By Reid Spencer (NASCAR Wire Service) CONCORD, N.C. — Jimmie Johnson wasn’t worried—really.
Though fans and pundits of NASCAR Sprint Cup Series racing seemed inordinately concerned about Johnson’s “drought,” the six-time series champion said repeatedly that a victory would come.
Sunday night it did. Driving a No. 48 Hendrick Motorsports Chevrolet that led a race-high 164 laps, Johnson beat Kevin Harvick to the finish line at Charlotte Motor Speedway by 1.272 seconds to win the Coca-Cola 600 for the fourth time.
The victory was Johnson’s seventh at CMS, breaking a tie with Bobby Allison for most victories at the 1.5-mile track in NASCAR Sprint Cup Series points races. Johnson’s 67th career win, eighth most all-time, broke an 11-race winless streak to start the season, matching the longest such drought of his career.
“It’s great to win, but believe me—and I promise you—all the hype and all the concern and worry, that was elsewhere,” Johnson said. “That wasn’t in my head… We’ve had great races, and we’ve had opportunities there in front of us and had stuff taken away.
“And we’ve had bad races. I have to be honest about that, too.”
But Johnson also conceded that the mystique of the 48 might be back.
“Yeah, they know we’re awake,” he said. “In winning, it doesn’t matter who you are. The 4 car (Harvick) has had that momentum this year. They’ve been able to go out and execute and show a lot of speed and win.
“Hopefully, the 48 is heading that way, and we can get those other people thinking about us.”
Behind Johnson and Harvick, Matt Kenseth ran third, followed by Carl Edwards and Sprint All-Star Race winner Jamie McMurray. Brian Vickers, Jeff Gordon (who drove with an aching back), Paul Menard, Kyle Busch and Brad Keselowski completed the top 10.

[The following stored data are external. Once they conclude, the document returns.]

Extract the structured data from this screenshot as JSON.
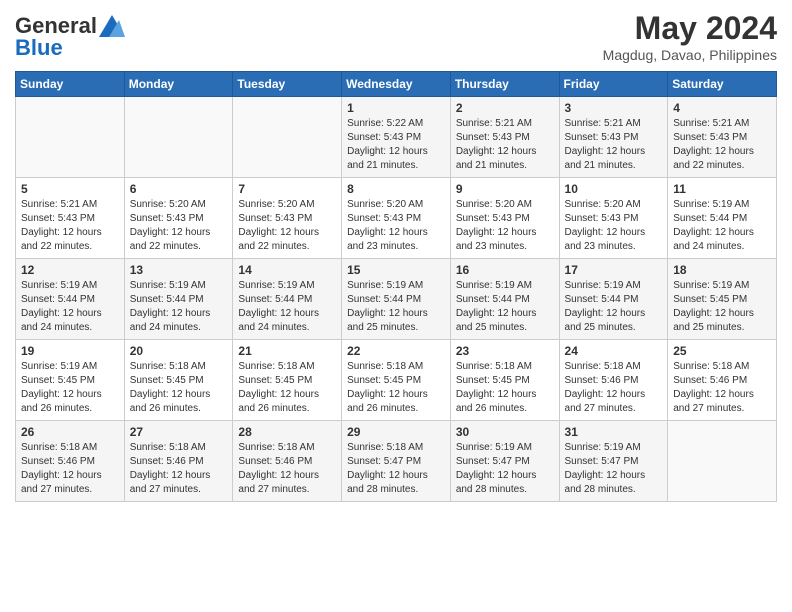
{
  "header": {
    "logo_line1": "General",
    "logo_line2": "Blue",
    "month_year": "May 2024",
    "location": "Magdug, Davao, Philippines"
  },
  "days_of_week": [
    "Sunday",
    "Monday",
    "Tuesday",
    "Wednesday",
    "Thursday",
    "Friday",
    "Saturday"
  ],
  "weeks": [
    [
      {
        "day": "",
        "sunrise": "",
        "sunset": "",
        "daylight": ""
      },
      {
        "day": "",
        "sunrise": "",
        "sunset": "",
        "daylight": ""
      },
      {
        "day": "",
        "sunrise": "",
        "sunset": "",
        "daylight": ""
      },
      {
        "day": "1",
        "sunrise": "Sunrise: 5:22 AM",
        "sunset": "Sunset: 5:43 PM",
        "daylight": "Daylight: 12 hours and 21 minutes."
      },
      {
        "day": "2",
        "sunrise": "Sunrise: 5:21 AM",
        "sunset": "Sunset: 5:43 PM",
        "daylight": "Daylight: 12 hours and 21 minutes."
      },
      {
        "day": "3",
        "sunrise": "Sunrise: 5:21 AM",
        "sunset": "Sunset: 5:43 PM",
        "daylight": "Daylight: 12 hours and 21 minutes."
      },
      {
        "day": "4",
        "sunrise": "Sunrise: 5:21 AM",
        "sunset": "Sunset: 5:43 PM",
        "daylight": "Daylight: 12 hours and 22 minutes."
      }
    ],
    [
      {
        "day": "5",
        "sunrise": "Sunrise: 5:21 AM",
        "sunset": "Sunset: 5:43 PM",
        "daylight": "Daylight: 12 hours and 22 minutes."
      },
      {
        "day": "6",
        "sunrise": "Sunrise: 5:20 AM",
        "sunset": "Sunset: 5:43 PM",
        "daylight": "Daylight: 12 hours and 22 minutes."
      },
      {
        "day": "7",
        "sunrise": "Sunrise: 5:20 AM",
        "sunset": "Sunset: 5:43 PM",
        "daylight": "Daylight: 12 hours and 22 minutes."
      },
      {
        "day": "8",
        "sunrise": "Sunrise: 5:20 AM",
        "sunset": "Sunset: 5:43 PM",
        "daylight": "Daylight: 12 hours and 23 minutes."
      },
      {
        "day": "9",
        "sunrise": "Sunrise: 5:20 AM",
        "sunset": "Sunset: 5:43 PM",
        "daylight": "Daylight: 12 hours and 23 minutes."
      },
      {
        "day": "10",
        "sunrise": "Sunrise: 5:20 AM",
        "sunset": "Sunset: 5:43 PM",
        "daylight": "Daylight: 12 hours and 23 minutes."
      },
      {
        "day": "11",
        "sunrise": "Sunrise: 5:19 AM",
        "sunset": "Sunset: 5:44 PM",
        "daylight": "Daylight: 12 hours and 24 minutes."
      }
    ],
    [
      {
        "day": "12",
        "sunrise": "Sunrise: 5:19 AM",
        "sunset": "Sunset: 5:44 PM",
        "daylight": "Daylight: 12 hours and 24 minutes."
      },
      {
        "day": "13",
        "sunrise": "Sunrise: 5:19 AM",
        "sunset": "Sunset: 5:44 PM",
        "daylight": "Daylight: 12 hours and 24 minutes."
      },
      {
        "day": "14",
        "sunrise": "Sunrise: 5:19 AM",
        "sunset": "Sunset: 5:44 PM",
        "daylight": "Daylight: 12 hours and 24 minutes."
      },
      {
        "day": "15",
        "sunrise": "Sunrise: 5:19 AM",
        "sunset": "Sunset: 5:44 PM",
        "daylight": "Daylight: 12 hours and 25 minutes."
      },
      {
        "day": "16",
        "sunrise": "Sunrise: 5:19 AM",
        "sunset": "Sunset: 5:44 PM",
        "daylight": "Daylight: 12 hours and 25 minutes."
      },
      {
        "day": "17",
        "sunrise": "Sunrise: 5:19 AM",
        "sunset": "Sunset: 5:44 PM",
        "daylight": "Daylight: 12 hours and 25 minutes."
      },
      {
        "day": "18",
        "sunrise": "Sunrise: 5:19 AM",
        "sunset": "Sunset: 5:45 PM",
        "daylight": "Daylight: 12 hours and 25 minutes."
      }
    ],
    [
      {
        "day": "19",
        "sunrise": "Sunrise: 5:19 AM",
        "sunset": "Sunset: 5:45 PM",
        "daylight": "Daylight: 12 hours and 26 minutes."
      },
      {
        "day": "20",
        "sunrise": "Sunrise: 5:18 AM",
        "sunset": "Sunset: 5:45 PM",
        "daylight": "Daylight: 12 hours and 26 minutes."
      },
      {
        "day": "21",
        "sunrise": "Sunrise: 5:18 AM",
        "sunset": "Sunset: 5:45 PM",
        "daylight": "Daylight: 12 hours and 26 minutes."
      },
      {
        "day": "22",
        "sunrise": "Sunrise: 5:18 AM",
        "sunset": "Sunset: 5:45 PM",
        "daylight": "Daylight: 12 hours and 26 minutes."
      },
      {
        "day": "23",
        "sunrise": "Sunrise: 5:18 AM",
        "sunset": "Sunset: 5:45 PM",
        "daylight": "Daylight: 12 hours and 26 minutes."
      },
      {
        "day": "24",
        "sunrise": "Sunrise: 5:18 AM",
        "sunset": "Sunset: 5:46 PM",
        "daylight": "Daylight: 12 hours and 27 minutes."
      },
      {
        "day": "25",
        "sunrise": "Sunrise: 5:18 AM",
        "sunset": "Sunset: 5:46 PM",
        "daylight": "Daylight: 12 hours and 27 minutes."
      }
    ],
    [
      {
        "day": "26",
        "sunrise": "Sunrise: 5:18 AM",
        "sunset": "Sunset: 5:46 PM",
        "daylight": "Daylight: 12 hours and 27 minutes."
      },
      {
        "day": "27",
        "sunrise": "Sunrise: 5:18 AM",
        "sunset": "Sunset: 5:46 PM",
        "daylight": "Daylight: 12 hours and 27 minutes."
      },
      {
        "day": "28",
        "sunrise": "Sunrise: 5:18 AM",
        "sunset": "Sunset: 5:46 PM",
        "daylight": "Daylight: 12 hours and 27 minutes."
      },
      {
        "day": "29",
        "sunrise": "Sunrise: 5:18 AM",
        "sunset": "Sunset: 5:47 PM",
        "daylight": "Daylight: 12 hours and 28 minutes."
      },
      {
        "day": "30",
        "sunrise": "Sunrise: 5:19 AM",
        "sunset": "Sunset: 5:47 PM",
        "daylight": "Daylight: 12 hours and 28 minutes."
      },
      {
        "day": "31",
        "sunrise": "Sunrise: 5:19 AM",
        "sunset": "Sunset: 5:47 PM",
        "daylight": "Daylight: 12 hours and 28 minutes."
      },
      {
        "day": "",
        "sunrise": "",
        "sunset": "",
        "daylight": ""
      }
    ]
  ]
}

Before he could nail down the win, though, Johnson had to pass Kenseth after a restart on lap 384 of 400. After taking the green flag, Kenseth opened a lead of more than one second before Johnson began to track him down.
Johnson dispatched Kenseth on Lap 392 and pulled away to a comfortable margin. Kenseth ceded second place to Harvick before he reached the checkered flag.
“You race as hard as you can for these wins,” said Kenseth, who, like Johnson, entered Sunday night’s race without a victory to his credit this season. “You hate it when you can’t hold on and win it. There’s no more I can do about it.
“We were in position. I did everything I could possibly do and got beat. It’s just the way it goes sometimes.”
From Harvick’s point of view, the No. 4 Stewart-Haas Racing team lost an opportunity to win in a car that was at least the equal of Johnson’s. Harvick brought the No. 4 Chevy to pit road on Lap 263 for an unscheduled stop to deal with loose wheels.
“Yeah, we had a fast car all night,” Harvick said. “Just kind of fumbled again on pit road. Got behind, got a lap down. We needed a 700-mile race to get back to where we needed to be.
“We left two wheels loose and played catch-up the rest of the night. We’ve got to clean pit road up.”
Kurt Busch’s Indianapolis 500/Coke 600 double ended early when the engine of the No. 41 Stewart-Haas Chevrolet erupted on Lap 273 to cause the sixth caution of the evening.
Busch finished sixth in the Indy 500 earlier in the day but completed just 271 laps (406.5 miles) at Charlotte, leaving his car owner, Tony Stewart, as the only driver to complete all 1,100 miles of the same-day double.
“To feel the stock car right after driving the IndyCar is a day I’ll never forget,” said Busch, who finished 40th. “I can’t let the mood here, with the car, dampen what happened up in Indy today. That was very special.”
Notes: Jeff Gordon retained the series lead by 11 points over Kenseth… Danica Patrick started fourth but lost positions with handling issues. She was the victim of a wreck on Lap 235, but that wasn’t the worst of her troubles. On Lap 286, the engine in Patrick’s no. 10 Chevy expired, and she retired in 39th place.